Show $\gamma(t)\leq 0$ for almost all $t$ with $\max_{u\leq t} \int_u^t \gamma \,\mathrm d\lambda = 0$
Given a locally integrable function $\gamma: \mathbb R_{\geq0}\rightarrow \mathbb R$, we define the absolutely continuous function $\Gamma(t) := \max_{u\leq t} \int_u^t \gamma \,\mathrm d\lambda$.
I want to show, that $\gamma(t)\leq 0$ holds for almost all $t$ with $\Gamma(t)=0$. In other words, I want to show that the set $$ A := \left\{ t\in\mathbb R_{\geq 0} \,\middle\vert\, \Gamma(t) = 0 ~\text{and}~ \gamma(t) > 0 \right\} $$ is a Lebesgue-null set, i.e. $\lambda(A)= 0$.
All my attempts have failed. Nevertheless, I was able to show, that if $\Gamma$ vanishes on a (proper) interval $[a,b]$ with $a < b$, then $\lambda(A\cap [a,b]) = 0$. This however does not lead to a proof of the more general claim $\lambda(A)=0$.
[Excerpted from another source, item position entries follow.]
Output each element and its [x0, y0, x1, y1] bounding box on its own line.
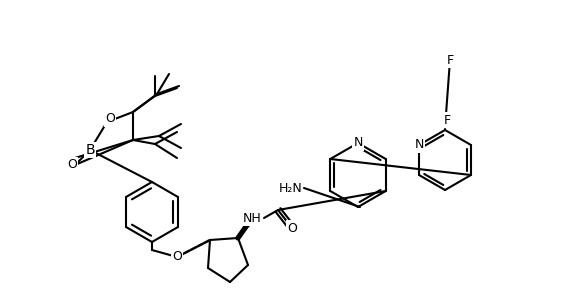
- Text: O: O: [67, 158, 77, 172]
- Text: N: N: [353, 137, 363, 150]
- Text: H₂N: H₂N: [278, 181, 302, 195]
- Text: B: B: [85, 143, 95, 157]
- Text: F: F: [446, 54, 454, 66]
- Polygon shape: [238, 216, 255, 238]
- Text: O: O: [287, 222, 297, 234]
- Text: N: N: [414, 138, 424, 152]
- Text: O: O: [172, 251, 182, 263]
- Text: NH: NH: [243, 211, 261, 225]
- Text: O: O: [105, 112, 115, 126]
- Text: F: F: [443, 114, 451, 126]
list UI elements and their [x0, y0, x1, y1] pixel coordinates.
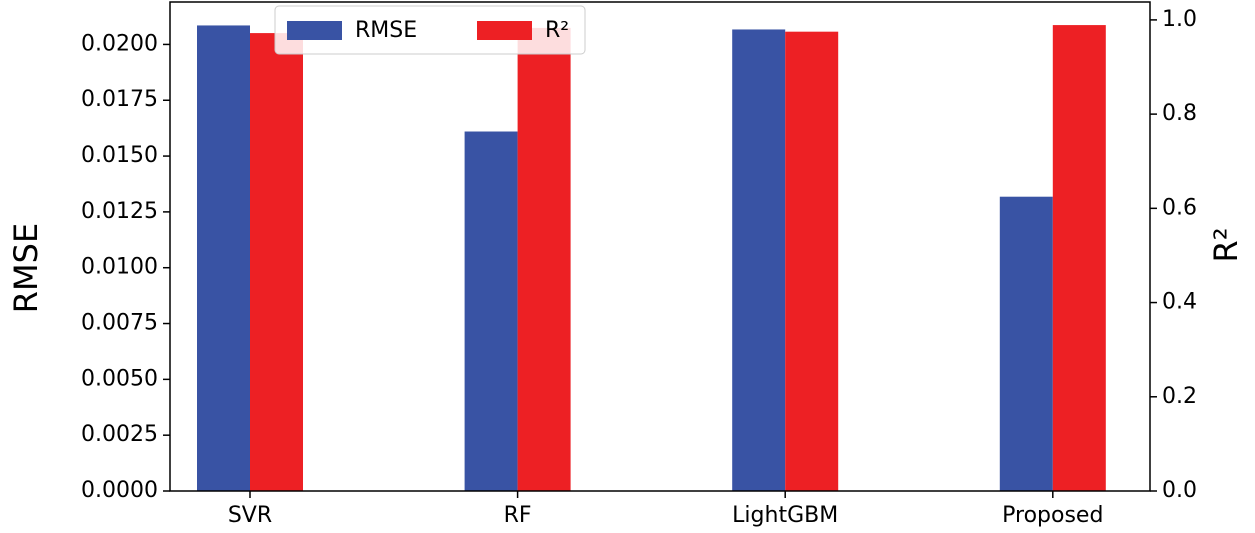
- plot-frame: [169, 1, 1151, 492]
- bar: [197, 25, 250, 492]
- y-tick-label: 0.0075: [81, 311, 158, 336]
- y2-axis-label: R²: [1207, 227, 1245, 262]
- x-tick-label: Proposed: [1002, 503, 1103, 528]
- y-tick-label: 0.0050: [81, 366, 158, 391]
- y-tick-label: 0.0175: [81, 87, 158, 112]
- legend-label: RMSE: [355, 18, 417, 43]
- bar: [464, 131, 518, 492]
- bar: [517, 27, 571, 492]
- x-tick-label: RF: [504, 503, 532, 528]
- y2-tick-label: 0.2: [1162, 384, 1197, 409]
- y-tick-label: 0.0125: [81, 199, 158, 224]
- bar: [1052, 25, 1106, 492]
- legend-swatch: [477, 21, 532, 40]
- y2-tick-label: 1.0: [1162, 7, 1197, 32]
- y-axis-label: RMSE: [7, 223, 45, 313]
- x-tick-label: SVR: [228, 503, 272, 528]
- bar: [732, 29, 786, 491]
- y-tick-label: 0.0100: [81, 255, 158, 280]
- bar: [785, 31, 839, 491]
- y2-tick-label: 0.4: [1162, 290, 1197, 315]
- legend-box: [274, 5, 586, 55]
- bar: [250, 33, 303, 491]
- y-tick-label: 0.0200: [81, 31, 158, 56]
- bar: [999, 196, 1053, 491]
- y-tick-label: 0.0150: [81, 143, 158, 168]
- y2-tick-label: 0.6: [1162, 195, 1197, 220]
- y2-tick-label: 0.0: [1162, 478, 1197, 503]
- y-tick-label: 0.0025: [81, 422, 158, 447]
- x-tick-label: LightGBM: [732, 503, 838, 528]
- legend-label: R²: [545, 18, 569, 43]
- y-tick-label: 0.0000: [81, 478, 158, 503]
- y2-tick-label: 0.8: [1162, 101, 1197, 126]
- legend-swatch: [287, 21, 342, 40]
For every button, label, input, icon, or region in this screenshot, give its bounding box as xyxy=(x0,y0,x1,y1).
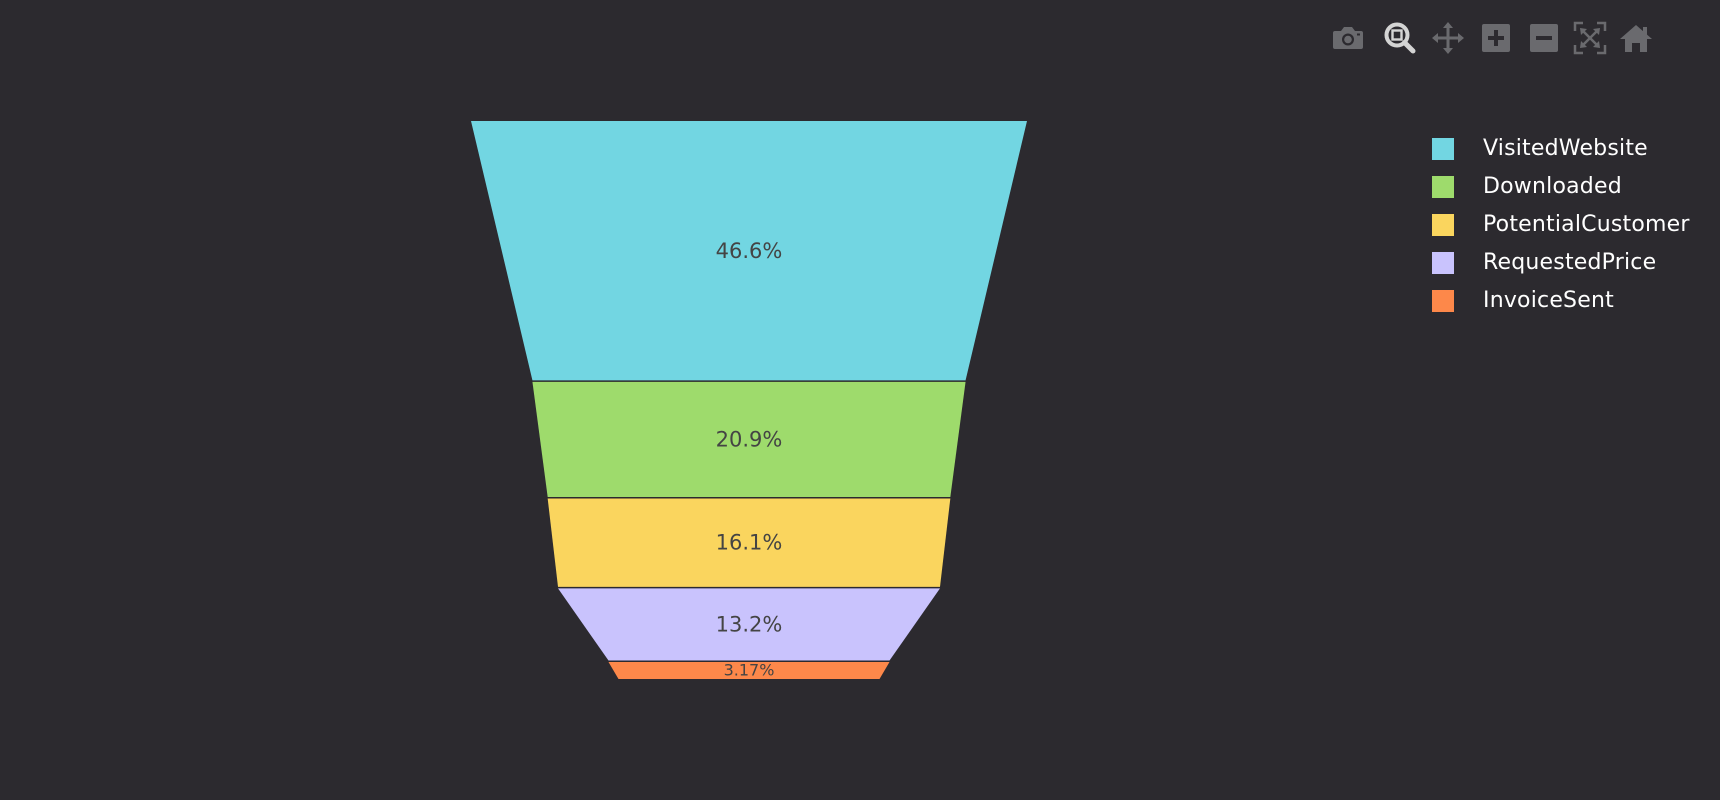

Let $B$ be the following measurable set. \begin{equation*} B = \left\{t \in (0,\infty) \, \mid \, \lim_{u \to t^{-}} \frac{1}{t - u} \int_{u}^{t} \gamma(s) \, ds = \gamma(t)\right\}. \end{equation*} By the differentiation theorem, $\mathbb{R}_{\geq 0} \setminus B$ is a Lebesgue null set. I leave it to you to show that $\Gamma > 0$ holds in the measurable set $B \cap \{\gamma > 0\}$. Hence $\Gamma > 0$ holds Lebesgue almost everywhere in $\{\gamma > 0\}$, or $\{\Gamma = 0, \, \, \gamma > 0\}$ is Lebesgue null.